“Karen:”
my response to an Email from a Cagney & Lacey admirer began. (I try
to respond to each and every such missive… sometimes promptly, sometimes… well,
not so much.)
I
had always hoped these queries from the faithful would appear directly on the
website, but alas the site was set up in the long ago and was too complex for
me to run and even too much for my erstwhile loyal assistant, Carole Smith who,
like her boss, is a died-in-the-wool luddite.
A
true Web Master was needed.

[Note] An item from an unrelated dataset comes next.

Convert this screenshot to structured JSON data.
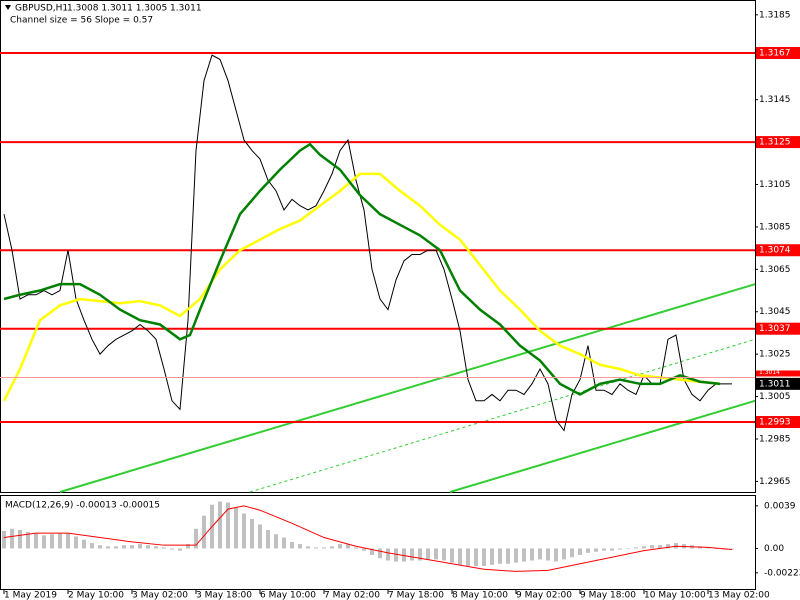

Jacqueline Danson volunteered but she resided in
England, I lacked motivation, and…well…frankly, it all became too complex and
too much trouble.
So,
not unlike one of my old time pals here on Fisher Island---who has his Emails
sent to his secretary in San Francisco, where they are printed, then faxed back
to him in Florida---the fan’s notes for Cagney & Lacey (however
circuitously) usually find their way to me.
In
this case, Karen had written about an episode called The Taxi Cab Murders, interestingly
enough the only one of the 125 episodes we made where the title of the episode
appears on screen.
Here
I digress… just a bit: I never liked on-screen titles for episodic television.
Ever since my first year as a producer, where a Daniel Boone episode was
named Then who will they hang from the yardarm if Willie gets away?
I
mean, c’mon.
Sometimes
it is possible to be too creative, and in my experience, titles always seemed
to bring out the “cutes” in any writing staff. So…no titles.
The
exception for this particular episode came about as an off shoot of the “final”

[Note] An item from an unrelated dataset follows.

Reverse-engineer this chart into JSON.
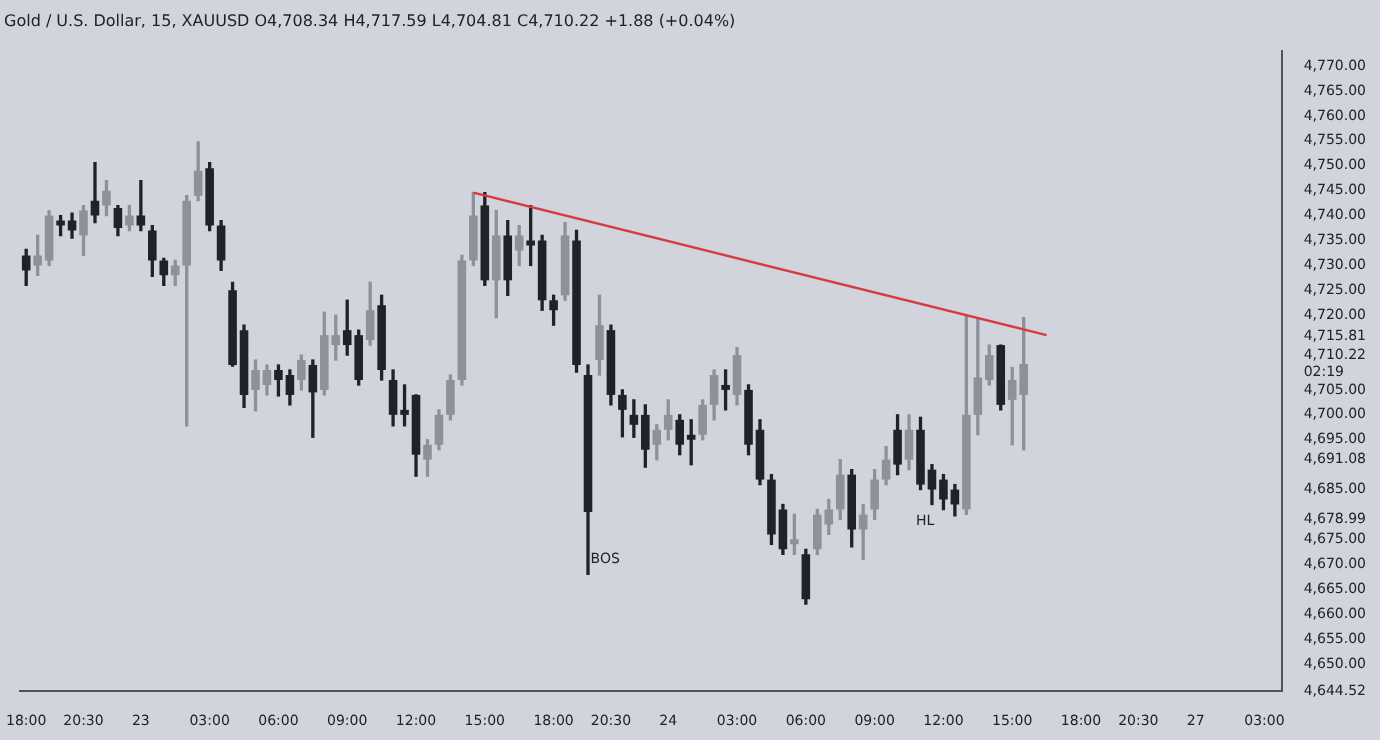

cut being almost a minute short. You can’t have that happen in Network
television without a whole brouhaha from Broadcast Standards.
My
idea was to fill the 40some seconds we were lacking with New York stock footage
of traffic… not just any traffic… but traffic featuring a whole bunch of taxi
cabs. Besides establishing that we were in New York (always a good thing for a
NY cop show filmed in Los Angeles), the music composer for the episode was
asked to indicate something more sinister than the usual American in Paris
kinda thing such filmed footage often evokes.
Why,
you might ask, would an audience sit still for nearly an entire minute,
watching taxis in traffic? Trust me, it helps if the music is a little sinister
and there is a title that comes up proclaiming The Taxi Cab MURDERS.
Is
this too much information? Let me return to the response to Karen.
“Always
delighted to hear from fans such as yourself,” I wrote, then
went on: “but you ask too much and let me tell you why. When titillated,” I
continued, “I can come up with a whole bunch of stuff on any episode of just
about anything I have ever produced... I am (was) always that ‘hands on.’ But
the IRT route Lacey's youngest son took to get to Cagney's apartment? I must
admit, you’ve got me.
As
to your request that I look it up in the script, I am afraid those pages are
not so easily come by. And there, dear Karen, lies a not uninteresting factoid:
Cagney
& Lacey scripts were largely created before the common usage of word
processors such as the PC or the MAC. A few writers used them in the early
1980’s, but they delivered their scripts to us the same as those who used
conventional typewriters; scripts were then distributed to cast and crew by way
of a mimeograph (or copy) machine. In other words, I just can't go to my PC,
hit a keyword or two and come up with your answer.”
Not
content to let it lie there, I went on: “To get to something as removed from
my memory as your request, I would have to go to my den, get on a large
step-ladder, try to figure out in which leather bound volume the episode
called The Taxi Cab Murders exists (there are three to four episodes in each
volume), then, having done that, I would have to climb down the ladder and go
through the entire volume to come up with the answer to your question.
Karen,
I am 82 years old. I ain’t doing that. It does occur to me, however, that if I
make a posthumous donation of the scripts to my Alma mater, they might well
digitalize the entire library of scripts to placate scholars as well as the simply
curious. So, here is my answer:
Watch
the obituary pages for word of my demise, wait a while, then contact the Cinema
division of the University of Southern California. In the meanwhile, thanks for
your interest and for making my day.
Oh
yeah... you also asked where our two primary characters ‘lived.’ The Lacey's
resided in Queens, and Cagney lived in the lower west side of Manhattan. The
actual street addresses? That brings us back to the problem of the ladder.